The ThinkerIn my kendo club we have been re-organizing our lesson plans and asking others to step forward and lead classes. It’s been an overall positive experience in that we are questioning everything that we do and starting to hold everyone accountable for their part in making the club a positive and successful place to train.

One of my biggest concerns is the concept of quantity over quality in the training experience. In a two-hour class, an hour of mind-numbing warmups and drills reduces the energy of the next hour of class, jigeiko (free-sparring). A better use of our time would be a quick warmup, a short set of drills to set the energy level, and then, jigeiko. An hour of spirited, high-energy practice is way better than two hours of drudgery.

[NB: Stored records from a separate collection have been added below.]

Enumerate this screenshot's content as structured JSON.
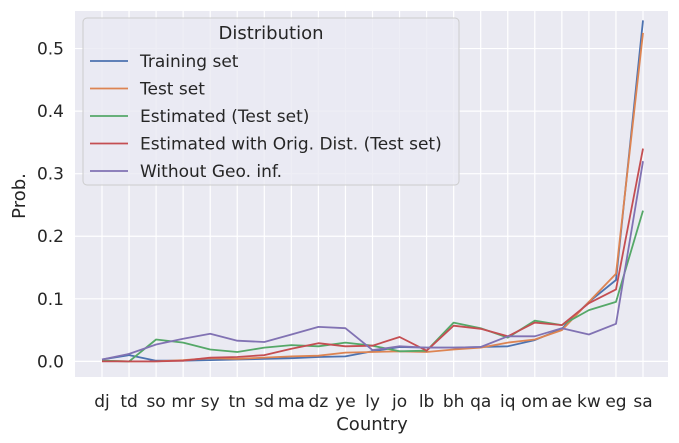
{
  "chart_data": {
    "type": "line",
    "title": "",
    "xlabel": "Country",
    "ylabel": "Prob.",
    "ylim": [
      -0.025,
      0.56
    ],
    "yticks": [
      0.0,
      0.1,
      0.2,
      0.3,
      0.4,
      0.5
    ],
    "ytick_labels": [
      "0.0",
      "0.1",
      "0.2",
      "0.3",
      "0.4",
      "0.5"
    ],
    "grid": true,
    "legend_title": "Distribution",
    "legend_position": "top-left",
    "categories": [
      "dj",
      "td",
      "so",
      "mr",
      "sy",
      "tn",
      "sd",
      "ma",
      "dz",
      "ye",
      "ly",
      "jo",
      "lb",
      "bh",
      "qa",
      "iq",
      "om",
      "ae",
      "kw",
      "eg",
      "sa"
    ],
    "series": [
      {
        "name": "Training set",
        "color": "#4c72b0",
        "values": [
          0.003,
          0.01,
          0.001,
          0.001,
          0.002,
          0.003,
          0.004,
          0.005,
          0.007,
          0.008,
          0.016,
          0.023,
          0.022,
          0.022,
          0.023,
          0.024,
          0.034,
          0.052,
          0.095,
          0.13,
          0.545
        ]
      },
      {
        "name": "Test set",
        "color": "#dd8452",
        "values": [
          0.001,
          0.0,
          0.0,
          0.002,
          0.005,
          0.004,
          0.006,
          0.008,
          0.009,
          0.014,
          0.015,
          0.016,
          0.015,
          0.019,
          0.022,
          0.03,
          0.035,
          0.05,
          0.095,
          0.14,
          0.525
        ]
      },
      {
        "name": "Estimated (Test set)",
        "color": "#55a868",
        "values": [
          0.001,
          0.0,
          0.035,
          0.03,
          0.019,
          0.015,
          0.022,
          0.026,
          0.024,
          0.03,
          0.025,
          0.016,
          0.017,
          0.062,
          0.053,
          0.038,
          0.065,
          0.058,
          0.082,
          0.095,
          0.241
        ]
      },
      {
        "name": "Estimated with Orig. Dist. (Test set)",
        "color": "#c44e52",
        "values": [
          0.0,
          0.0,
          0.0,
          0.001,
          0.006,
          0.007,
          0.01,
          0.02,
          0.029,
          0.024,
          0.025,
          0.039,
          0.017,
          0.057,
          0.052,
          0.04,
          0.062,
          0.058,
          0.093,
          0.115,
          0.34
        ]
      },
      {
        "name": "Without Geo. inf.",
        "color": "#8172b3",
        "values": [
          0.003,
          0.012,
          0.027,
          0.036,
          0.044,
          0.033,
          0.031,
          0.043,
          0.055,
          0.053,
          0.018,
          0.024,
          0.022,
          0.022,
          0.023,
          0.04,
          0.04,
          0.053,
          0.043,
          0.06,
          0.32
        ]
      }
    ]
  }
}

The most important factor in an energetic practice is the tone of the instructor. An instructor is like an actor on stage or a conductor before the orchestra. He or she is using voice and body to communicate on the verbal and non-verbal level, bring out the very best from everyone.

A conductor has to be “present” and focused on making sure that the “music of class” is full of energy and commitment. This takes some planning beforehand (in terms of the drills to be done as well as consideration of the various skill levels of the students) but the most important part is the execution.

A class led by someone who looks like they want to be somewhere else or who does not seem to have a game plan is a useless class. I’ll close with a set of comments that I made to some friends and this great TED Talk by Itay Talgam:

“..conducting a class is like conducting an orchestra. The music rises and falls nicely, according to the natural ebb and flow of the orchestra and the music. The conductor sets the tone from the very beginning and the tone will vary, all with the goal of creating beautiful music and a harmonious connection. Showing passion and humor along with setting expectations.”